Denn jetzt dreht sich auf einmal alles um raffinierte Spionage-Techniken, pikante Rollenspiele, Glück und Zufall, Sucht und Schicksal in höchster Dosierung. Erste Mängel in der Figurenzeichnung machen sich breit, als das exhibitionistische Paar von gegenüber direkter in die Handlunge einzugreifen beginnt, was durchaus auch mit der Besetzung zu tun haben könnte. Während nämlich Justice Smith und Sydney Sweeney als Thomas und Pippa die moralischen Selbstzweifel am eigenen Voyeurismus durchaus überzeugend transportieren, machen Ben Hardy als Starfotograf Sebastian und Natasha Liu Bordizzo als seine Frau Julia eine zunehmend schlechtere Figur, je näher sie der Kamera kommen. Insbesondere gilt das für Erstgenannten, der eher die Ausstrahlung eines Matthias Schweighöfer im Bad-Boy-Modus vermittelt als die des mysteriösen Mr. X. Aber auch Bordizzo ist heillos überfordert mit den recht hohen Anforderungen an ihre Rolle, zumal sie als Bindeglied zu den Hauptfiguren die größere Verantwortung trägt.

Die späteren Twists scheinen die Unzulänglichkeiten in der Figurenzeichnung zwar zunächst auszubügeln, reißen dafür aber neue, noch viel größere Löcher in den Plot, von dem sich der Film dann auch nicht mehr erholt. Aus dem vermeintlich vielschichtigen Thriller wird eine vogelwilde Farce, der im postmodernen Sinne nur daran gelegen ist, den letzten fetten Joker auf den Tisch zu knallen, den niemand auf der Rechnung hatte. Dass dazu sämtliche Regeln für kohärentes Erzählen übergangen werden, scheint für den Erzähler kaum eine Rolle zu spielen.
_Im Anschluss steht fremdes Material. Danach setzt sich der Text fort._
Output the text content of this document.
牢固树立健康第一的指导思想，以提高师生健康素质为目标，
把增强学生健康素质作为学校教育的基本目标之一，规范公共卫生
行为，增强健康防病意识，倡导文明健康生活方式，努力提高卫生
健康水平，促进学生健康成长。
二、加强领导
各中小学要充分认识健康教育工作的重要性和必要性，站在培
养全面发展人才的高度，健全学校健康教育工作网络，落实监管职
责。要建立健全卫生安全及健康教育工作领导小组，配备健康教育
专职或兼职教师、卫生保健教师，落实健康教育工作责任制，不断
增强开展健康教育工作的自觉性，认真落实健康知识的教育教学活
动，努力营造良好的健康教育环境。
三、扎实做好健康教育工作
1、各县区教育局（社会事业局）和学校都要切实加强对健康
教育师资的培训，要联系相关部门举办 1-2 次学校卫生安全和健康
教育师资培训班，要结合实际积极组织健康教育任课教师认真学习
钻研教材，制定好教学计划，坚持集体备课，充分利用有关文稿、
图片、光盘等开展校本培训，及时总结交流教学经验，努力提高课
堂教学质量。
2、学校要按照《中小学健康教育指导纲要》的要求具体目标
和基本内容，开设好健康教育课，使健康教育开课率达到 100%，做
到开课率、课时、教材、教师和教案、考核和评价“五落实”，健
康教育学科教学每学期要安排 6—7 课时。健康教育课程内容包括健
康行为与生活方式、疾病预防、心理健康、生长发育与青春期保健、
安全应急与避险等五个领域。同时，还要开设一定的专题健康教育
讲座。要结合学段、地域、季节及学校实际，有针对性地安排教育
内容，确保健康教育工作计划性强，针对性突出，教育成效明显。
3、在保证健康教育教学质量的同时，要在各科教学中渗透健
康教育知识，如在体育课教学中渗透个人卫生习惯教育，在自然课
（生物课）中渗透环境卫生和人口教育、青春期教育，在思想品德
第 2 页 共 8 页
Dabei zerbricht das Gebilde genau hier, denn was ist ein Erotikthriller ohne seine von fachmännischer Hand geführte Psychologie?
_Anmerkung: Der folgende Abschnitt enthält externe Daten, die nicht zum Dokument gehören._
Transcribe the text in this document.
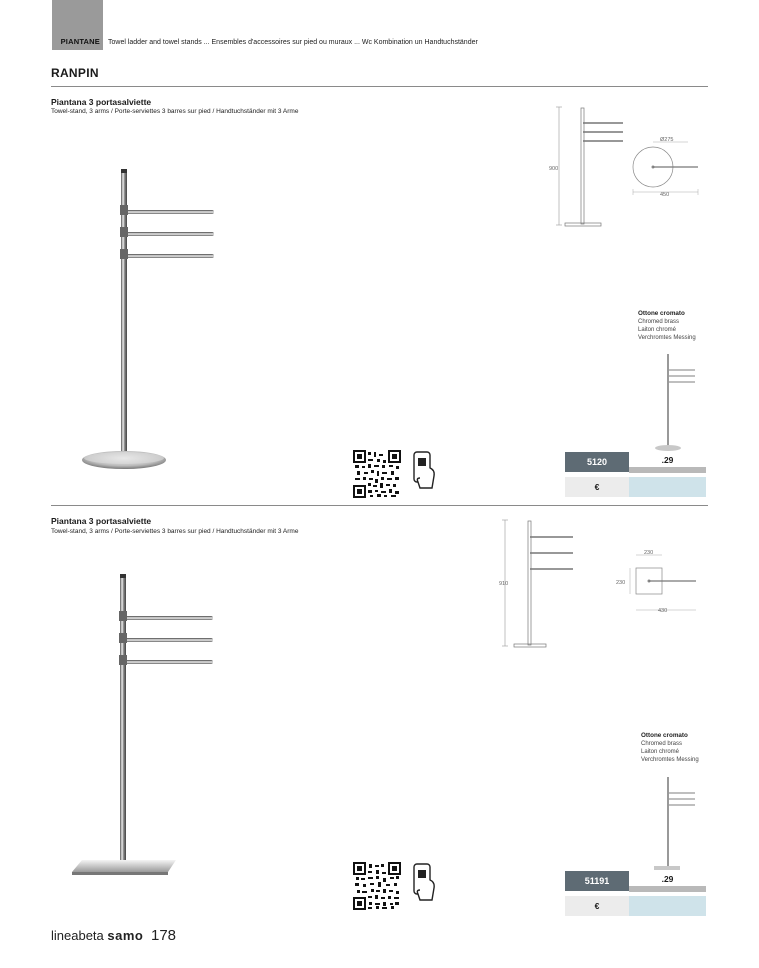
PIANTANE	Towel ladder and towel stands ... Ensembles d'accessoires sur pied ou muraux ... Wc Kombination un Handtuchständer
RANPIN
Piantana 3 portasalviette
Towel-stand, 3 arms / Porte-serviettes 3 barres sur pied / Handtuchständer mit 3 Arme
900
Ø275
450
Ottone cromato
Chromed brass
Laiton chromé
Verchromtes Messing
5120	.29
€
Piantana 3 portasalviette
Towel-stand, 3 arms / Porte-serviettes 3 barres sur pied / Handtuchständer mit 3 Arme
910
230
230
430
Ottone cromato
Chromed brass
Laiton chromé
Verchromtes Messing
51191	.29
€
lineabeta samo 178
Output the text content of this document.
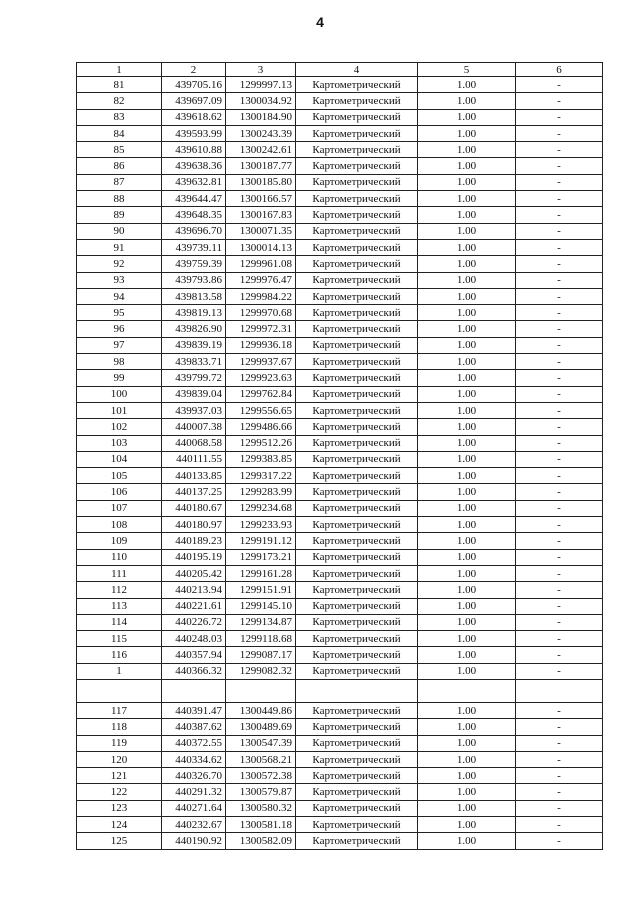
4
1	2	3	4	5	6
81	439705.16	1299997.13	Картометрический	1.00	-
82	439697.09	1300034.92	Картометрический	1.00	-
83	439618.62	1300184.90	Картометрический	1.00	-
84	439593.99	1300243.39	Картометрический	1.00	-
85	439610.88	1300242.61	Картометрический	1.00	-
86	439638.36	1300187.77	Картометрический	1.00	-
87	439632.81	1300185.80	Картометрический	1.00	-
88	439644.47	1300166.57	Картометрический	1.00	-
89	439648.35	1300167.83	Картометрический	1.00	-
90	439696.70	1300071.35	Картометрический	1.00	-
91	439739.11	1300014.13	Картометрический	1.00	-
92	439759.39	1299961.08	Картометрический	1.00	-
93	439793.86	1299976.47	Картометрический	1.00	-
94	439813.58	1299984.22	Картометрический	1.00	-
95	439819.13	1299970.68	Картометрический	1.00	-
96	439826.90	1299972.31	Картометрический	1.00	-
97	439839.19	1299936.18	Картометрический	1.00	-
98	439833.71	1299937.67	Картометрический	1.00	-
99	439799.72	1299923.63	Картометрический	1.00	-
100	439839.04	1299762.84	Картометрический	1.00	-
101	439937.03	1299556.65	Картометрический	1.00	-
102	440007.38	1299486.66	Картометрический	1.00	-
103	440068.58	1299512.26	Картометрический	1.00	-
104	440111.55	1299383.85	Картометрический	1.00	-
105	440133.85	1299317.22	Картометрический	1.00	-
106	440137.25	1299283.99	Картометрический	1.00	-
107	440180.67	1299234.68	Картометрический	1.00	-
108	440180.97	1299233.93	Картометрический	1.00	-
109	440189.23	1299191.12	Картометрический	1.00	-
110	440195.19	1299173.21	Картометрический	1.00	-
111	440205.42	1299161.28	Картометрический	1.00	-
112	440213.94	1299151.91	Картометрический	1.00	-
113	440221.61	1299145.10	Картометрический	1.00	-
114	440226.72	1299134.87	Картометрический	1.00	-
115	440248.03	1299118.68	Картометрический	1.00	-
116	440357.94	1299087.17	Картометрический	1.00	-
1	440366.32	1299082.32	Картометрический	1.00	-

117	440391.47	1300449.86	Картометрический	1.00	-
118	440387.62	1300489.69	Картометрический	1.00	-
119	440372.55	1300547.39	Картометрический	1.00	-
120	440334.62	1300568.21	Картометрический	1.00	-
121	440326.70	1300572.38	Картометрический	1.00	-
122	440291.32	1300579.87	Картометрический	1.00	-
123	440271.64	1300580.32	Картометрический	1.00	-
124	440232.67	1300581.18	Картометрический	1.00	-
125	440190.92	1300582.09	Картометрический	1.00	-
Wenn es denn unbedingt ein aktueller Film dieser Sparte sein muss, haben die Amazon Studios mit „Tiefe Wasser“ von Altmeister Adrian Lyne noch ein weiteres Pferd im Stall, das trotz manch gebrochenen Knöchels mühelos höher springt als „The Voyeurs“. Im Zweifelsfall hält man sich aber noch besser an die Klassiker der 80er und 90er oder organisiert gleich einen De-Palma-Filmabend, wenn man wissen will, wie es richtig geht.

4 von 10

Informationen zur Veröffentlichung von “The Voyeurs”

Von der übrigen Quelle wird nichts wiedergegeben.